Photo courtesy RRMM Lukmire Architects.

A digital rendering illustrates what the common area will look like when Whitman’s renovation is completed in 2021. The completed addition will include a three-story building to replace Whittier Woods, an auxiliary gymnasium and a common area to link the main building to the new wing.

By Zara Ali

A three-story building to replace Whittier Woods, an auxiliary gymnasium, and a commons area to link the main building with the new wing will be added to the Whitman campus by August 2021. County managers and the RRMM Lukmire Architects announced the final plan at a Nov. 5 public work session. The renovation is scheduled to begin in December of this year.

In June, at least eight portables will be installed in the parking lot. This means there will be about 50 fewer parking spots available to students, assistant principal Rainer Kulenkampff said. The portables will most likely be located in the last row of the parking lot, closest to the auditorium and Whittier Boulevard.

The addition was originally intended to address overcrowding.

“Whitman and our feeder schools in the area have increasingly grown with the number of students,” principal Robert Dodd said. “It was important for Whitman to have more instructional space to serve what has been a growing population.”

The addition will create 104 parking spots near the former Whittier Woods preschool, as well as “shell space”—space available for future expansion—above the third floor, head project architect Allison Legg said.

The building that will replace Whittier Woods will have around thirty classrooms. The precise number of classrooms won’t be finalized until the design is presented to the Board of Education in January 2019.

The common area will be used as a workspace for the drama, music and art departments to use, Legg said. It will include a student dining area. The possibility of a gallery and performance space will be determined during the next phase of the design, project manager Shiho Shibasaki said.

“The location of the commons really created a central node for the addition and the existing school,” Legg said. “It’s going to be a shared amenity that brings the two parts of the school together.”

Students are excited for the commons space because it’s one part of the addition that’s specifically meant for them, freshman Victoria Steinitz said.

“The commons space seems very cool,” Steinitz said. “Being able to hang out with your friends between classes or after school in such a large area and have lunch there would be really fun.”

The auxiliary gym will be located near the existing gym, Legg said, and is designed as a dance studio to fulfill a MCPS requirement to accommodate a dance studio. It will mostly be used by gym classes, but will offer an open space for Whitman Drama, principal Robert Dodd said.

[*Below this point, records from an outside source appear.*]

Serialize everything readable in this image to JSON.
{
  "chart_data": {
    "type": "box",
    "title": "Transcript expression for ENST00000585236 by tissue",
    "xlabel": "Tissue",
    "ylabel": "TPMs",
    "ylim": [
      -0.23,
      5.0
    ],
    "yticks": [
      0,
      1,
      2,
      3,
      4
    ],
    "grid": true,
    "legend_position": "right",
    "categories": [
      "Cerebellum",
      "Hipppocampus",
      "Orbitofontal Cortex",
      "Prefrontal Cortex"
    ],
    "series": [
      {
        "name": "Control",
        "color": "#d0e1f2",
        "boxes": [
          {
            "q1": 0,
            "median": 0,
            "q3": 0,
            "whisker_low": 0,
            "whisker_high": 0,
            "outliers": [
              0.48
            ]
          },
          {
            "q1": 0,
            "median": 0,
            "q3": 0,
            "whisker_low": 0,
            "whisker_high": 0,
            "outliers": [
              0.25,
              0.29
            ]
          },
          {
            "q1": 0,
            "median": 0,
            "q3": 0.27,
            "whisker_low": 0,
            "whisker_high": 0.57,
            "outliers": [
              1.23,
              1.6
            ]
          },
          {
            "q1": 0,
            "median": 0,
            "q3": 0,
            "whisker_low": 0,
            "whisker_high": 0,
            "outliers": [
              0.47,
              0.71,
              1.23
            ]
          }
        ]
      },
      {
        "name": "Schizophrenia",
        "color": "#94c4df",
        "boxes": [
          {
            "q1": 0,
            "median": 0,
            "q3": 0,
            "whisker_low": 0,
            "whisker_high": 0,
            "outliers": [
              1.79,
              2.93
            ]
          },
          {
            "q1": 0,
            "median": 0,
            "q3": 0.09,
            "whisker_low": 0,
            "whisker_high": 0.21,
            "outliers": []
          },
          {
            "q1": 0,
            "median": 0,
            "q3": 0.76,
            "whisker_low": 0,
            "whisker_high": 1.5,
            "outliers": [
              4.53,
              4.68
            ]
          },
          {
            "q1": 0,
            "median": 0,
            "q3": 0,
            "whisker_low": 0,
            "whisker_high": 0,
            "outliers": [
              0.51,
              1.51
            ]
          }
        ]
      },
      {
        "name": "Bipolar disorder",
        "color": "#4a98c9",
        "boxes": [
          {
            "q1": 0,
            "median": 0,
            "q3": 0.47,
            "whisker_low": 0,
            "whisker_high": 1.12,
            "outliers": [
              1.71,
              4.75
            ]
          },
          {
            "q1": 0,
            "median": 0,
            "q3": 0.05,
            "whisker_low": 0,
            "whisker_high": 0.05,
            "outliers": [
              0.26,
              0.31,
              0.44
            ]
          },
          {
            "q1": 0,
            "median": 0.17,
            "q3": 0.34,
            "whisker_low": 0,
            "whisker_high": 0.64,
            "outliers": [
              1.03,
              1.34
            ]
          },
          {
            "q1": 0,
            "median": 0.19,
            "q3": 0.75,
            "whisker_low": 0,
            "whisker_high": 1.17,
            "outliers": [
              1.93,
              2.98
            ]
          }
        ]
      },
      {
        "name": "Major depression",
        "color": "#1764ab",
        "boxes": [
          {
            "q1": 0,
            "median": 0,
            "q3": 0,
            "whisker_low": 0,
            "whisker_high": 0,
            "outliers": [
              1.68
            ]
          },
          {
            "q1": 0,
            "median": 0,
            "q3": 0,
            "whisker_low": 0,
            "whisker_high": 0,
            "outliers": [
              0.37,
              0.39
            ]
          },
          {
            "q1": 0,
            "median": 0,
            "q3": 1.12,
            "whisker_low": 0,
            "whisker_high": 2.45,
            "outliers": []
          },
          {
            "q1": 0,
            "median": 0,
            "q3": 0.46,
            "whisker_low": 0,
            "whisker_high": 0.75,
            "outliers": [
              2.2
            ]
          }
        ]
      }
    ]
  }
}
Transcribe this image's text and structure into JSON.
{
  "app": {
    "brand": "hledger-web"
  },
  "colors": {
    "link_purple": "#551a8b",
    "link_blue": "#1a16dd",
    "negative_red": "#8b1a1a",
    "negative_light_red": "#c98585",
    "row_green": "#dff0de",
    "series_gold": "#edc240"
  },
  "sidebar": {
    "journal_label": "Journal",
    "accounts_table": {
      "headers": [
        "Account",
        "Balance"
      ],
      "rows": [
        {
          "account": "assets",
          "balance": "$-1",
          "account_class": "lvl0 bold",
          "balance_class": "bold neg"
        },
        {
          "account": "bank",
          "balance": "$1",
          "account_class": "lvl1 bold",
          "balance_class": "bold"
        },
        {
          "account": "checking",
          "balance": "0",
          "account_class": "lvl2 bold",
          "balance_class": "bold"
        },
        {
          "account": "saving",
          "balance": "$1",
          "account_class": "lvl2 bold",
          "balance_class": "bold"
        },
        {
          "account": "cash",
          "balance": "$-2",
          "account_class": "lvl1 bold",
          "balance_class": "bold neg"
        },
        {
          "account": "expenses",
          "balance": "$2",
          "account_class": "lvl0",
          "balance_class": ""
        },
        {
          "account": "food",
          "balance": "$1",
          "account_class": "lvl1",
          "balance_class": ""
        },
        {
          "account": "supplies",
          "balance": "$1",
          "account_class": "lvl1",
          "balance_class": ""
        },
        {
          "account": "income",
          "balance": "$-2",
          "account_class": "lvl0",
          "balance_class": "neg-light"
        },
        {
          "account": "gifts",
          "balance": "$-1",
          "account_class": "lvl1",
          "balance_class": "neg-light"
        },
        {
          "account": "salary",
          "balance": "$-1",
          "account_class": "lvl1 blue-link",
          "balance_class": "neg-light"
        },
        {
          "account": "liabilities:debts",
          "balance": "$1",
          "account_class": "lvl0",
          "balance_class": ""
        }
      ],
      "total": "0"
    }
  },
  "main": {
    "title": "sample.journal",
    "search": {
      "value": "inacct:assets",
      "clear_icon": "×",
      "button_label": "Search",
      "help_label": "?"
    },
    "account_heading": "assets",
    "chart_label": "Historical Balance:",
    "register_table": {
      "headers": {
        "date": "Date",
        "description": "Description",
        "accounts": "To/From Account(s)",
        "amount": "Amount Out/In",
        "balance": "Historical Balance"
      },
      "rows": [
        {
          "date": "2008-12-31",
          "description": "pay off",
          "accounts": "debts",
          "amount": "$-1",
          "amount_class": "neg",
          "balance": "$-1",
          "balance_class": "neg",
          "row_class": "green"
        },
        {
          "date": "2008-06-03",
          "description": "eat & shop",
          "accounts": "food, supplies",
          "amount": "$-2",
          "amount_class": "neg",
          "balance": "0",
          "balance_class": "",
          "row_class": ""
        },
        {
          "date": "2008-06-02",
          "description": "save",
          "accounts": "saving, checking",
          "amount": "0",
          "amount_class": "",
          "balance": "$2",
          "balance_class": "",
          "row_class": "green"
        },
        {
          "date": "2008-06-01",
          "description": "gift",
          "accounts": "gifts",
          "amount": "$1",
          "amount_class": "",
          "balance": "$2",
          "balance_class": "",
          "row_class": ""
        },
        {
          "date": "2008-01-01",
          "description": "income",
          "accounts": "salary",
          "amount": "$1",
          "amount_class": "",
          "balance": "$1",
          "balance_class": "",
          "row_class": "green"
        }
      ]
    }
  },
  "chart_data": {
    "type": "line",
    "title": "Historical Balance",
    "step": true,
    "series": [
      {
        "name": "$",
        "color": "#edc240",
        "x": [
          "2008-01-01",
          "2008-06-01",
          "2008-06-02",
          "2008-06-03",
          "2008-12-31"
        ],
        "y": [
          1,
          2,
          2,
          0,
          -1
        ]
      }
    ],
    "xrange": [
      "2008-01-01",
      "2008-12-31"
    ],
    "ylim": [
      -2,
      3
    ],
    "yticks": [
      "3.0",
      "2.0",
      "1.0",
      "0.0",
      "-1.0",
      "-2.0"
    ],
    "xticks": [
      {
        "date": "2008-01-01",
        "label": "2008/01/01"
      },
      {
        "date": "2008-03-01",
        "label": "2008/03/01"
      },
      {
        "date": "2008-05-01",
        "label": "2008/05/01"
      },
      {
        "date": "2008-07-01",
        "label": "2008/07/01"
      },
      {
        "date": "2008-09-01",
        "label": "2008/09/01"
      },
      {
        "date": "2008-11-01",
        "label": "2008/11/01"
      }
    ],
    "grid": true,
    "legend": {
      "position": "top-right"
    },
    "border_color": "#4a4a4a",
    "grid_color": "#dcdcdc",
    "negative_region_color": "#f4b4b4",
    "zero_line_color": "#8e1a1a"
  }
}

Once construction begins, all science classrooms will be relocated to the third floor in the main building. This will make sharing lab equipment easier, and allow students to easily find teachers who share classrooms with other teachers, science teacher Anne Marie O’Donoghue said.

Some science teachers in this wing, like Sherri Gingrich, are unhappy with the renovation because it means demolishing a wing that has been renovated before.Within the last 20 years, the remodeling costs of her classroom have totaled hundreds of thousands of dollars. She said she doesn’t see any reason she should have to leave.

“As a taxpayer whose money goes towards these types of projects, and as a teacher, there is nothing wrong with the room,” Gingrich said.

The addition will unite both Whittier Woods and the main school, creating a more unified look for the future.

“The focus of the addition is to make the transition from Whitman right now to the new space one and the same,” Dodd said. “Right now, we feel like that artery gets clogged from traveling from one space to another, but that will be relieved and it will feel like one school once the addition is complete.”